L'ambassadrice américaine auprès des Nations unies a estimé dimanche que la décision du président Donald Trump de reconnaître Jérusalem comme la capitale d'Israël et d'y transférer l'ambassade des États-Unis allait «aider le processus de paix» au Proche-Orient.

Publié le 10 déc. 2017
AGENCE FRANCE-PRESSE

«Je pense fermement que cela va faire avancer les choses pour le processus de paix», a affirmé Nikki Haley sur la chaine CNN, sans étayer cette affirmation malgré les questions insistantes du journaliste.

M. Trump «a accompli la volonté du peuple» américain, a-t-elle relevé, faisant référence à une loi adoptée par le Congrès en 1995 dont l'application a systématiquement été repoussée par les présidents successifs. Ce texte appelle à déménager l'ambassade américaine de Tel-Aviv à Jérusalem, «capitale de l'État d'Israël».

Des dizaines de milliers de manifestants sont à nouveau descendus dans la rue dimanche au Moyen-Orient et ailleurs dans le monde pour protester contre la décision de M. Trump, annoncée mercredi.

«En ce qui concerne les mécontents, nous savions que cela allait se produire. Mais le courage en est l'origine. Lorsque vous prenez une décision, vous voyez certains la considérer négativement et certains la considérer positivement», a défendu Mme Haley.

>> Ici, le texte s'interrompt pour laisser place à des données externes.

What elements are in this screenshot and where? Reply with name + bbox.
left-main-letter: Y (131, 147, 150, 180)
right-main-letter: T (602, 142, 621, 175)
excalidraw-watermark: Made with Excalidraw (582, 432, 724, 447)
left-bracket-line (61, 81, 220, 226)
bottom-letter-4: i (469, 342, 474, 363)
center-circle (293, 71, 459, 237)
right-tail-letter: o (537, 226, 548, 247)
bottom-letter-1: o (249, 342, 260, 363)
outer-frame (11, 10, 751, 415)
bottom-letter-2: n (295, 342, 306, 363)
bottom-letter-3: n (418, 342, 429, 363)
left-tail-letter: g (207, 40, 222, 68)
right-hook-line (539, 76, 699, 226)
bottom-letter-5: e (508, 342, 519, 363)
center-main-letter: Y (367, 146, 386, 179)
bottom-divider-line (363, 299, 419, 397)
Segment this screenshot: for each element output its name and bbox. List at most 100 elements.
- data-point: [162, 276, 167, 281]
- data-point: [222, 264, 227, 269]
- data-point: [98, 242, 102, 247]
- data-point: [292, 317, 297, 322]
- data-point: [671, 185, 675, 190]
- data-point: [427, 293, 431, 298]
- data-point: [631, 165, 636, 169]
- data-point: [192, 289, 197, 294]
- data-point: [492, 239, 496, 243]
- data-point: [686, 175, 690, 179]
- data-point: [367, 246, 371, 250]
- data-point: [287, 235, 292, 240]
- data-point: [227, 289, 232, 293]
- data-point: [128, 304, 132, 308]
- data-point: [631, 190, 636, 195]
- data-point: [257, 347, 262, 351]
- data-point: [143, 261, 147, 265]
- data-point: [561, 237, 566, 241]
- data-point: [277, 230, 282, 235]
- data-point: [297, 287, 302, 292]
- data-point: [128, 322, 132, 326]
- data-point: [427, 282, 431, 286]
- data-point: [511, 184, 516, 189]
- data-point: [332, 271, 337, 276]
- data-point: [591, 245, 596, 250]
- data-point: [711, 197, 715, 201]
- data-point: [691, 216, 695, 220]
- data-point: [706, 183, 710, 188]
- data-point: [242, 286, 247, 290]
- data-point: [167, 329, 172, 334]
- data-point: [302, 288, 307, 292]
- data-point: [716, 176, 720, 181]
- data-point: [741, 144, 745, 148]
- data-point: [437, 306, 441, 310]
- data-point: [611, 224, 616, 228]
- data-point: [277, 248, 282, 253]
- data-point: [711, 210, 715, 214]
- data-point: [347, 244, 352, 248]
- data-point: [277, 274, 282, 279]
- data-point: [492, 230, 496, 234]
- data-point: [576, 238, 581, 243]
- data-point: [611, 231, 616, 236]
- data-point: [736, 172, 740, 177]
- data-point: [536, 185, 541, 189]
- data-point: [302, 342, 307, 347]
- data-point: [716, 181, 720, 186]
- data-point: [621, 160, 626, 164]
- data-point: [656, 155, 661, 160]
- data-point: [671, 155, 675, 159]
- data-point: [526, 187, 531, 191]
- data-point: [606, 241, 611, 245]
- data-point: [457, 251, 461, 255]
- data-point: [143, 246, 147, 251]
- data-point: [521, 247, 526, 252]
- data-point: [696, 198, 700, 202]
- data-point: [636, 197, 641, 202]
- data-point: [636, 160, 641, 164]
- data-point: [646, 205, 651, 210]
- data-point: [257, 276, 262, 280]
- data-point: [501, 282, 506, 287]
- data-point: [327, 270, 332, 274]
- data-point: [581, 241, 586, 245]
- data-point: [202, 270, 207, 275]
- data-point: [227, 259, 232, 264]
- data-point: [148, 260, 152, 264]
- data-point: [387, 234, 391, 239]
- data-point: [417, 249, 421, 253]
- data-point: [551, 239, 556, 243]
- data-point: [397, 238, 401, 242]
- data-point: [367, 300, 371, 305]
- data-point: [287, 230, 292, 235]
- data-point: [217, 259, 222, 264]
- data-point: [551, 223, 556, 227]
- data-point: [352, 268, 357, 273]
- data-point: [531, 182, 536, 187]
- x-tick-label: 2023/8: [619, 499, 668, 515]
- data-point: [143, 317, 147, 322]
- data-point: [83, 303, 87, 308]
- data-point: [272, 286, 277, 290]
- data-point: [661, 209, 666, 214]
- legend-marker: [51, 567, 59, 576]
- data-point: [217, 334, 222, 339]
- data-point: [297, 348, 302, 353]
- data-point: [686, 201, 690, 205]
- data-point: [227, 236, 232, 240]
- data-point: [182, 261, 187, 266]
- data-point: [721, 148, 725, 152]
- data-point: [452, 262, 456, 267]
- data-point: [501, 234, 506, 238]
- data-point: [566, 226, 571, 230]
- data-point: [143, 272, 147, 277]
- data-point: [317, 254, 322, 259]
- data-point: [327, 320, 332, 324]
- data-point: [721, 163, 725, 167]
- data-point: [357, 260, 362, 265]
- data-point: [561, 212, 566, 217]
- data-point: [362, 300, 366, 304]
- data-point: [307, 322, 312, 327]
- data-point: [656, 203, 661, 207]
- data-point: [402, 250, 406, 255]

Après 22 ans de reports, le président a considéré qu'il était temps «désormais d'essayer de faire avancer les choses».

«Maintenant, ils (Israéliens et Palestiniens, NDLR) peuvent se réunir pour décider ce que seront les frontières, c'est à eux de décider les limites et il leur appartient de discuter de ce qu'ils veulent que Jérusalem devienne», a poursuivi l'ambassadrice onusienne.

«Nous n'avons pas parlé des limites ni des frontières pour une raison. C'est parce que peu importe ce qu'est Jérusalem-Est, ou une quelconque autre région, c'est entre les Palestiniens et les Israéliens», a-t-elle commenté.